Things are getting worse

The EU recently increased sanctions on Belarus due to the difficult migration crisis.

The commission has criticized Lukashenko’s government for attracting refugees and refugees to the Belarus-Poland border, in retaliation for sanctions against the August 2020 elections, which gave him a sixth term and started anti-government protests.

Minsk has denied the allegations and said the EU should lift sanctions if it wants to end the crisis.

Jonah Hull of Al Jazeera, from the town of Sokolka, near the Polish-Belarus border, said the ground conditions were not deplorable.

“It’s cold by noon here, and this will confuse people of all walks of life,” he said.

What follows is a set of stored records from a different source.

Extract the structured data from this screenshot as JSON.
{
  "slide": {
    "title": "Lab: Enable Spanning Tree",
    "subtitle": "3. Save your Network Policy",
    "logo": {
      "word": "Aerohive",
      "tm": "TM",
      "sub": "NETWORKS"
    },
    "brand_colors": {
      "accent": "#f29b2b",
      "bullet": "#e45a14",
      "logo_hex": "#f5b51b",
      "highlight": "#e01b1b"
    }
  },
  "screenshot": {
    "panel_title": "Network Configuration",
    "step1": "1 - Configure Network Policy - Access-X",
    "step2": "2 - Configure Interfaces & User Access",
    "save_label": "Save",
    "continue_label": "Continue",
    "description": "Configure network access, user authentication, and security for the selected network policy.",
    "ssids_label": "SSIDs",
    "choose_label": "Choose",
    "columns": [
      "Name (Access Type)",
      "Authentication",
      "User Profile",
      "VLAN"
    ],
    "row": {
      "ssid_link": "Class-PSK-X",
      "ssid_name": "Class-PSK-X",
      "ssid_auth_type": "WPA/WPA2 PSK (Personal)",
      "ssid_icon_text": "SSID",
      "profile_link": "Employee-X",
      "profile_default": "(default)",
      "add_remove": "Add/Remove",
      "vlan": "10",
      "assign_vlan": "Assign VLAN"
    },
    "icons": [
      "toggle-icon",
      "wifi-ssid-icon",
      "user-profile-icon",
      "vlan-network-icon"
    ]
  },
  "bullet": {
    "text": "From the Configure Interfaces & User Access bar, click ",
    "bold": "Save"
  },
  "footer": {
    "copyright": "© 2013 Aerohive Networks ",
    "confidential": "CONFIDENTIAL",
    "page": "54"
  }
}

“They now know that there is nowhere else to go, there is no way to the European Union, that is the only reason they came here, promising Belarus to be allowed to pass.”

Aid agencies say at least 11 refugees and internally displaced persons have died across the border since the crisis began earlier this year.

Along with Poland, other Eastern EU countries Latvia and Lithuania have refused to accept refugees and asylum seekers who want to join the bloc through Belarus.

People who have managed to enter the EU do not want to return, and many are trapped in forest edges in the winter.